Saí do armário com as pernas tremendo.
—Se me acharem, eles me matam —disse.
—A nós dois.
Deitamos de barriga para cima na cama e rimos sem fazer barulho por um bom tempo. Depois de meia hora, ela se levantou descalça, foi até o quarto dos pais e voltou dizendo que eles já estavam dormindo.
Retomamos o que tínhamos deixado pela metade. Dessa vez foi mais lento, com menos medo, com mais boca. Tirei o suéter enorme pela cabeça dela e a deixei nua de verdade pela primeira vez naquela noite. Chupei os seios dela, os dois, mordiscando os mamilos até ficarem duros e vermelhos. Ela agarrou meu pau com a mão direita e foi me masturbando enquanto eu chupava, apertando com mais liberdade que da primeira vez, já sem medo de quebrá-lo.
—Vem —eu disse, me jogando de costas—. Agora sobe em cima de mim.
Ela montou em mim, agarrou o pau com uma mão e foi me colocando devagar, descendo a boceta aos poucos até sentar por completo. Soltou um gemido comprido e apertou meus peitorais com as duas mãos abertas. Começou a se mover sozinha, subindo e descendo, encontrando o ritmo que funcionava para ela. Agarrei seus quadris e ajudei, olhando o rosto dela, a boca aberta, os olhos semicerrados, os seios quicando cada vez que ela descia com força. Passei o polegar no clitóris enquanto ela continuava cavalgando e ela estremeceu, se dobrou para a frente e cravou as unhas no meu peito.

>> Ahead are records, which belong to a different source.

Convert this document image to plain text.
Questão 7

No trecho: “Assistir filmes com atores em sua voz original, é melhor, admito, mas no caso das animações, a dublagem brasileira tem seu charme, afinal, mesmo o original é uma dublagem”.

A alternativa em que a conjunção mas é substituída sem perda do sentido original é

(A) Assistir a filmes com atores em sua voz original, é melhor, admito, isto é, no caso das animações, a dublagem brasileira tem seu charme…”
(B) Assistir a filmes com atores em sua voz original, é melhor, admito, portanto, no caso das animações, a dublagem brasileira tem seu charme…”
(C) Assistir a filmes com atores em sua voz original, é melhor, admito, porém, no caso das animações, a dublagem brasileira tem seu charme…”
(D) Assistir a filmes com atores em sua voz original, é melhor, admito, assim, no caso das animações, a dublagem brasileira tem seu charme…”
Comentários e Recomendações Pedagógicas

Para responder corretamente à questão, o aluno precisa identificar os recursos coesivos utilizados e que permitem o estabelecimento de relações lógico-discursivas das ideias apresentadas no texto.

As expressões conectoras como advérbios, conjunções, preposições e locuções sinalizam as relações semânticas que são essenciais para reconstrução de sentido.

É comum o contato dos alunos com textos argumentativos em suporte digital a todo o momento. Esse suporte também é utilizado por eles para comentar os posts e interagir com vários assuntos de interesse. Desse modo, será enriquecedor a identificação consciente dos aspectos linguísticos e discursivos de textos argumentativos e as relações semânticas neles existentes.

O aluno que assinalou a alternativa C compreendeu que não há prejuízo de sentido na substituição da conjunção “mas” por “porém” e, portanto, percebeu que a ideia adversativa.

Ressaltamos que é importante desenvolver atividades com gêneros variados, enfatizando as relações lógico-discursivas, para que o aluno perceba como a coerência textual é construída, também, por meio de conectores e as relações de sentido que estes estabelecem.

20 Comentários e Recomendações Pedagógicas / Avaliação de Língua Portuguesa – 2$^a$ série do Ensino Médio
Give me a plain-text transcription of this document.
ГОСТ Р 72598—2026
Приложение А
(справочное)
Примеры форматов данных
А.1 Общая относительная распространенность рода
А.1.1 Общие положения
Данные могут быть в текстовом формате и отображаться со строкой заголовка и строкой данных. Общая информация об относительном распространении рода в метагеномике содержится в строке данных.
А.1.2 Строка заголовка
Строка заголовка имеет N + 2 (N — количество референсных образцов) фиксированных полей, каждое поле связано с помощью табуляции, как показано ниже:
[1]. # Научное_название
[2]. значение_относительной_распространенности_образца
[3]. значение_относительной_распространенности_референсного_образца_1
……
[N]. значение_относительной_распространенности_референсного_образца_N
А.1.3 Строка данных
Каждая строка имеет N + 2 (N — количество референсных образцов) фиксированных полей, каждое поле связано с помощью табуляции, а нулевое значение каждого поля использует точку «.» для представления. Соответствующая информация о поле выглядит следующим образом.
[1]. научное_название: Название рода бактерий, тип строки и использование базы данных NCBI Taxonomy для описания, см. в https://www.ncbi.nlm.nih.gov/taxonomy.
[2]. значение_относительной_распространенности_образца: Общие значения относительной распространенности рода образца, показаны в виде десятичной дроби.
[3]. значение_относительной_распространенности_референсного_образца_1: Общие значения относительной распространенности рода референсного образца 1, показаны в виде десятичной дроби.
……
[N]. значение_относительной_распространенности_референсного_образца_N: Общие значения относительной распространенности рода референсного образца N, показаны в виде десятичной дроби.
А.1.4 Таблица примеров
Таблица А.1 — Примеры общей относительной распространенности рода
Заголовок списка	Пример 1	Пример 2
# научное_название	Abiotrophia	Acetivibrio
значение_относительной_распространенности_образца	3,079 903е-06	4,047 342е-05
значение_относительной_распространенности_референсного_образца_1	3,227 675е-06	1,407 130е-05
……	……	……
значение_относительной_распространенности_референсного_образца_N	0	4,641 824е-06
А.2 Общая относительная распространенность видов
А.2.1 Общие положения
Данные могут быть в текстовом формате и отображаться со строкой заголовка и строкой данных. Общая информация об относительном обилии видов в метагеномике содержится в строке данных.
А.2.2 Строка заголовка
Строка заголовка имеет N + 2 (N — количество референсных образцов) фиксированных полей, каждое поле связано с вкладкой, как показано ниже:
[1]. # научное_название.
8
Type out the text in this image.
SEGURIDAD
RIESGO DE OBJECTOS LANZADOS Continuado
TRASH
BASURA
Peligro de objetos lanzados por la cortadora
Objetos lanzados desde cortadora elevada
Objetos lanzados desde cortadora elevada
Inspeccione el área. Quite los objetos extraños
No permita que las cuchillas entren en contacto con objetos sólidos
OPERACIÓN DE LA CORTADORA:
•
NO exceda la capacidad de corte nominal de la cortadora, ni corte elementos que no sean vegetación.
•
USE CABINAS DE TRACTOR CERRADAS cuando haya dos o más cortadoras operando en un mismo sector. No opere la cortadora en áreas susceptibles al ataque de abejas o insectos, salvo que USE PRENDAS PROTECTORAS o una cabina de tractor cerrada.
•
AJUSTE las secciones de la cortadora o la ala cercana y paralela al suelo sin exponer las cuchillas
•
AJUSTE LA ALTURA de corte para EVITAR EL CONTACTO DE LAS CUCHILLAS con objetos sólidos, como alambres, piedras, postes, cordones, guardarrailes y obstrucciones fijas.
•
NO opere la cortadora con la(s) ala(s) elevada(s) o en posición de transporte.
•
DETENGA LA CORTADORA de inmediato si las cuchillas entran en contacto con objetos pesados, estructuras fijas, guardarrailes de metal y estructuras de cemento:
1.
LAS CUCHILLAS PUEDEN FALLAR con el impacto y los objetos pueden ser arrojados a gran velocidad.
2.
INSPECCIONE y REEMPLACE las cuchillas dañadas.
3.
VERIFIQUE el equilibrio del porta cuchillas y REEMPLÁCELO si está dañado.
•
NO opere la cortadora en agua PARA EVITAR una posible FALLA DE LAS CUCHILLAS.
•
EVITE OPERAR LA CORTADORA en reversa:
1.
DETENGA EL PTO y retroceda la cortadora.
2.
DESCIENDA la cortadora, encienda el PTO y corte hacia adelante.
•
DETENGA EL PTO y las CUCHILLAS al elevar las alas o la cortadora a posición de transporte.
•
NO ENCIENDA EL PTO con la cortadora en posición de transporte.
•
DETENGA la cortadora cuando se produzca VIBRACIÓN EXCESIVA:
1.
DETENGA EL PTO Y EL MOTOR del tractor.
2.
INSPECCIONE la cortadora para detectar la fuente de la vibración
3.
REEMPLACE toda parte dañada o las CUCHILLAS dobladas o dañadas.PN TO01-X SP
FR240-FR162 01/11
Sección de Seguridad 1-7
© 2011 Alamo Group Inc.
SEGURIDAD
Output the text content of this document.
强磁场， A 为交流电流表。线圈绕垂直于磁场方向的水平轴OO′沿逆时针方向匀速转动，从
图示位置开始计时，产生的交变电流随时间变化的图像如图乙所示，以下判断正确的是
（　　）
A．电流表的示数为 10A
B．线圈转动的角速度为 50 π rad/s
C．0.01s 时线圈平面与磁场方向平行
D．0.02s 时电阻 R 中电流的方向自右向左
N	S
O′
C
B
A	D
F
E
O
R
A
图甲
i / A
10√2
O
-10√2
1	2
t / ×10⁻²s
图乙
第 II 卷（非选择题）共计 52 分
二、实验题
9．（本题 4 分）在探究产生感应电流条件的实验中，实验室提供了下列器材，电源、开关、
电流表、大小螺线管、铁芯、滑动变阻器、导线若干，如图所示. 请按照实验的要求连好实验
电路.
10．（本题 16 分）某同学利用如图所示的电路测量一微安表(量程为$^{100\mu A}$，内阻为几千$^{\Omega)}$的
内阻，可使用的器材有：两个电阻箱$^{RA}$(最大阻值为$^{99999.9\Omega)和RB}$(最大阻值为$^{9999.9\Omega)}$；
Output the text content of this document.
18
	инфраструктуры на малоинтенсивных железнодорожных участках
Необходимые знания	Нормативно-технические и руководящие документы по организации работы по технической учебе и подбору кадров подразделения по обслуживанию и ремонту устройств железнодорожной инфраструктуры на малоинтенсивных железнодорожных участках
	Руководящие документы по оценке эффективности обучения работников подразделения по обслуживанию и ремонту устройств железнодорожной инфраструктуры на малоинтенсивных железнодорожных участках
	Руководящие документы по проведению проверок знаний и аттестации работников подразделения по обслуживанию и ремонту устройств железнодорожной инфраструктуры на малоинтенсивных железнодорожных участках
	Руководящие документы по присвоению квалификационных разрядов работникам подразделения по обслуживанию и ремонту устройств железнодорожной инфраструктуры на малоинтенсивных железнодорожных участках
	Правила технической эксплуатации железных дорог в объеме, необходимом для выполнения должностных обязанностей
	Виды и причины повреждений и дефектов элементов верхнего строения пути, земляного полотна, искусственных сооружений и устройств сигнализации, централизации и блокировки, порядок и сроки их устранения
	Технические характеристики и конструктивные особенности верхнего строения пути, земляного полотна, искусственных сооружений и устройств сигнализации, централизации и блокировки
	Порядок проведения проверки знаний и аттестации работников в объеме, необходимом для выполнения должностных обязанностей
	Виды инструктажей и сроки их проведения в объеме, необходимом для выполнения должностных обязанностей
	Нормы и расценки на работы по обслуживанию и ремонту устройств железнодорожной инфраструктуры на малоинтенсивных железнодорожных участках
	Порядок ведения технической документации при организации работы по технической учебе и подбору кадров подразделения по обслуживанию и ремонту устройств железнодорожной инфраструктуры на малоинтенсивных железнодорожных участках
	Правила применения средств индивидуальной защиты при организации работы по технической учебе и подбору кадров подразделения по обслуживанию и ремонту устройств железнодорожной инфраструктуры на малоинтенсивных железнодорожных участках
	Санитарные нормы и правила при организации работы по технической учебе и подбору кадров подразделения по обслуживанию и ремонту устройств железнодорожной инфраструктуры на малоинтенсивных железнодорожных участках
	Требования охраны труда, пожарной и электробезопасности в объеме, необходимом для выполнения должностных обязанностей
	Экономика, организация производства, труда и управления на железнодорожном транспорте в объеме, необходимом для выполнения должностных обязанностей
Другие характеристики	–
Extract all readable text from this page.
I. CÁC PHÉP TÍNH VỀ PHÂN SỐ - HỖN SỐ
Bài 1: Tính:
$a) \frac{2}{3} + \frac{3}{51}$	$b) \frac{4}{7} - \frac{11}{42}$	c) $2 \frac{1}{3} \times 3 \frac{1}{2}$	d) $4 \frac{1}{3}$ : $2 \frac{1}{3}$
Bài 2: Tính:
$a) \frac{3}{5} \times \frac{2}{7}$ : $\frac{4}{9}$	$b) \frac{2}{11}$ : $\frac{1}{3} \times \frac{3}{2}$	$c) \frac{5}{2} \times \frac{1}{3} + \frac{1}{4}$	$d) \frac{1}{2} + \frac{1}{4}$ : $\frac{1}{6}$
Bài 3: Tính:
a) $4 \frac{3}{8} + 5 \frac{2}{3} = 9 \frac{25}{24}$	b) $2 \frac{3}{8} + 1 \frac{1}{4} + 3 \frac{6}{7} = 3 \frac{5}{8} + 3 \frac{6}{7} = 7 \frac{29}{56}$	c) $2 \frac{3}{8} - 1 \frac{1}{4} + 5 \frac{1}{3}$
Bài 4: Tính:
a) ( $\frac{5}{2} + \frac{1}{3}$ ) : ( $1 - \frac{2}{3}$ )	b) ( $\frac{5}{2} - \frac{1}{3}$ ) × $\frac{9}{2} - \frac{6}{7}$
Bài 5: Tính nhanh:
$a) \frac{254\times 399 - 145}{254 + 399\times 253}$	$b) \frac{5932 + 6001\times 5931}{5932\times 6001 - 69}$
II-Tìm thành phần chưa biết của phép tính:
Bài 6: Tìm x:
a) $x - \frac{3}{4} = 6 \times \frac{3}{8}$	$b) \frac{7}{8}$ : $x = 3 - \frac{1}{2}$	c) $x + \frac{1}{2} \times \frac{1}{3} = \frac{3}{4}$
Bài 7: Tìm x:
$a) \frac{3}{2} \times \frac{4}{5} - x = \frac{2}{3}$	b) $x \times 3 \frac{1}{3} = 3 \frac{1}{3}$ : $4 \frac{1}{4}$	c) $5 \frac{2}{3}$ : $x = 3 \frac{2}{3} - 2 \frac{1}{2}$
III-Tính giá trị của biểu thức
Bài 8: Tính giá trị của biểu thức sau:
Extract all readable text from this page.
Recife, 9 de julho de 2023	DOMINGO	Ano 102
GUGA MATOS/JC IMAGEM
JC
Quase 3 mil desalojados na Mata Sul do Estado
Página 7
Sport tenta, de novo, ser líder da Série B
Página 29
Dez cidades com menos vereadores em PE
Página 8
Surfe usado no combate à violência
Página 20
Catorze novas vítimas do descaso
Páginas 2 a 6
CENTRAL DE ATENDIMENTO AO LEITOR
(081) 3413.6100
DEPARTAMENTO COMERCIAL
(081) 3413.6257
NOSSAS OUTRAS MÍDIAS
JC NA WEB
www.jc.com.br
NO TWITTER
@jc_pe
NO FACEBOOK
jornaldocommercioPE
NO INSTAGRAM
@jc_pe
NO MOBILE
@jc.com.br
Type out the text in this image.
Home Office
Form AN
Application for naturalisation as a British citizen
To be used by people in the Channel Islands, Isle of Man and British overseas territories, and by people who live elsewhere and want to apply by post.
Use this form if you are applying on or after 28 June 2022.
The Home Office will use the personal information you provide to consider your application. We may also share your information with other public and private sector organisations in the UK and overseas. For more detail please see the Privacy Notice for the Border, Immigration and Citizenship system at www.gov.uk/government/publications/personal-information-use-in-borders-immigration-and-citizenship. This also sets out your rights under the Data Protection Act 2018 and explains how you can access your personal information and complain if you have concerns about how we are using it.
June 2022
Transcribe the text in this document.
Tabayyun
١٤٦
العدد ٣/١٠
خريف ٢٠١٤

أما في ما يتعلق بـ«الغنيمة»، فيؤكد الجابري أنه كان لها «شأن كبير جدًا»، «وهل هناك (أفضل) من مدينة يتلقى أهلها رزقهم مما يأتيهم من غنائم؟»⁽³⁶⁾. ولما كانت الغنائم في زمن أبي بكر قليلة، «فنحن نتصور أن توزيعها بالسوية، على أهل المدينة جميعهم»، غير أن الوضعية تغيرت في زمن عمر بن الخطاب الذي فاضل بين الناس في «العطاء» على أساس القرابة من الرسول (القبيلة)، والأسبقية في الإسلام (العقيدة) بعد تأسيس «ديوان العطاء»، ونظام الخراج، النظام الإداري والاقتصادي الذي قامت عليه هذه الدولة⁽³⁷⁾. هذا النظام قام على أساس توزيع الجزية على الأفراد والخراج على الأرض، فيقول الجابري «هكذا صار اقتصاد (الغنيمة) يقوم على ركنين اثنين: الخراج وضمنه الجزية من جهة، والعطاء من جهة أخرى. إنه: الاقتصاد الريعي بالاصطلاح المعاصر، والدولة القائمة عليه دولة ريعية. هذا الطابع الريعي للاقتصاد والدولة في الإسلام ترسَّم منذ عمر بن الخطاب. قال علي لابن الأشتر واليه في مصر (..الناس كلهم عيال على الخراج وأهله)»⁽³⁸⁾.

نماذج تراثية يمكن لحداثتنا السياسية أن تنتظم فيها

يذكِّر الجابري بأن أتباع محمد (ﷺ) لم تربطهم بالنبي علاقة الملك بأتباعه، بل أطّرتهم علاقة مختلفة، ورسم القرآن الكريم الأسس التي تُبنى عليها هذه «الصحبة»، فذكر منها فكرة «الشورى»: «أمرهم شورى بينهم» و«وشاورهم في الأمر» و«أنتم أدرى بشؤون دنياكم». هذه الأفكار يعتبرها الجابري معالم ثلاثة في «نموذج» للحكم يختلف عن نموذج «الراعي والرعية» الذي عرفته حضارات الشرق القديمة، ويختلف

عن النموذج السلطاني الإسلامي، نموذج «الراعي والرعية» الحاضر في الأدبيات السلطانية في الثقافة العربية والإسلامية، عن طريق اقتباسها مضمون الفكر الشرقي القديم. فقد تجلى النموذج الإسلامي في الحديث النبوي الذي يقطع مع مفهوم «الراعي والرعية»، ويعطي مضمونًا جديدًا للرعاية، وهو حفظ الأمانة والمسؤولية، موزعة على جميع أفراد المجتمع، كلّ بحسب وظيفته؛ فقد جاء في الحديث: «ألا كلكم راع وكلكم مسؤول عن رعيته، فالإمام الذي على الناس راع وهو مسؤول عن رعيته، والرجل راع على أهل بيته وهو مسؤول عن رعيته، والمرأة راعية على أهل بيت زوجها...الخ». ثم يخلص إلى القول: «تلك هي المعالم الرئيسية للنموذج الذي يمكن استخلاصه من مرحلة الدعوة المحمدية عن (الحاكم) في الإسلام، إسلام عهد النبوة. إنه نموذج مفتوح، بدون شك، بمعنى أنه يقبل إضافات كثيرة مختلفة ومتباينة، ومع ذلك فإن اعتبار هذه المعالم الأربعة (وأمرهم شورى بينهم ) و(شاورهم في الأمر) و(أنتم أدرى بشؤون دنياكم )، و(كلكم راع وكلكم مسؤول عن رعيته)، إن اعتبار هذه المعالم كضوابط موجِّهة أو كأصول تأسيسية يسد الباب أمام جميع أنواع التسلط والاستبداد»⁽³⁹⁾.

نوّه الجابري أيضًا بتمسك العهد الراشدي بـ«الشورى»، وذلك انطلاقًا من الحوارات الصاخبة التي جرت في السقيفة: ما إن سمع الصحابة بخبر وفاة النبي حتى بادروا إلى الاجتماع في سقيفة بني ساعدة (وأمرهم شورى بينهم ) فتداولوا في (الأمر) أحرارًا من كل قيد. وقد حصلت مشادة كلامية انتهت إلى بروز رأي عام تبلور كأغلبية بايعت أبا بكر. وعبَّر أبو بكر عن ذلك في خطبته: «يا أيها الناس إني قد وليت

—Ai meu Deus, ai meu Deus, acho que está acontecendo alguma coisa comigo —sussurrou contra meu pescoço.
—Vem, vem, não para.
Quando ela gozou, soltou um gemido longo contra meu ombro e os braços dela amoleceram. Senti a boceta se contrair em ondas em volta do pau, apertando e soltando como se quisesse me ordenhar. Aguentei mais alguns minutos, virei-a de bruços, levantei a bunda dela com as duas mãos e continuei metendo por trás, mais forte dessa vez, sem medo, ouvindo o som seco dos meus ovos batendo na boceta dela. Antes de gozar, tirei a camisinha porque ela me pediu com um fio de voz, subi em cima do peito dela montado e me masturbei com a mão até a porra subir pela minha coluna. Terminei no rosto e no peito dela com um grito abafado que ficou preso na minha garganta, jatos grossos que caíram na bochecha, no lábio, no queixo dela e desceram entre os seios. Camila deu uma risadinha, mostrou a língua e lambeu o canto da boca, e me olhou como se tivesse acabado de descobrir alguma coisa.
***
Tomamos banho juntos no banheiro pequeno do corredor, falando baixinho para não acordar ninguém. Eram duas e meia da manhã. Eu disse que precisava voltar para casa antes que os pais dela acordassem. Camila me segurou pelo braço na porta.
—Fica. A gente acorda às seis e você vai embora antes.
—Se me virem, me matam duas vezes.
—Não vão ver.
Obedeci. Dormimos abraçados como se já fizéssemos isso havia anos. Às oito e meia, acordei com o barulho de uma gaveta na cozinha. Cutuquei Camila com o cotovelo. Era muito tarde.
Quando saímos do quarto, os pais dela já estavam sentados à mesa com as torradas servidas. Olharam para nós em silêncio durante um segundo longo demais.
—Ele veio estudar ontem à noite —improvisou Camila—. Ficou tarde e eu disse para ele dormir no sofá.
O pai dela me ofereceu café como se nada tivesse acontecido. A mãe me serviu suco de laranja. Tomamos o café da manhã em silêncio pesado, falando da festa de Halloween dos vizinhos e da chuva que se aproximava. Quando saí do prédio às dez da manhã, ainda com o cheiro do xampu de Camila no pescoço, soube de duas coisas: que meus sogros não tinham acreditado em uma palavra e que eu estava exatamente cagando para isso.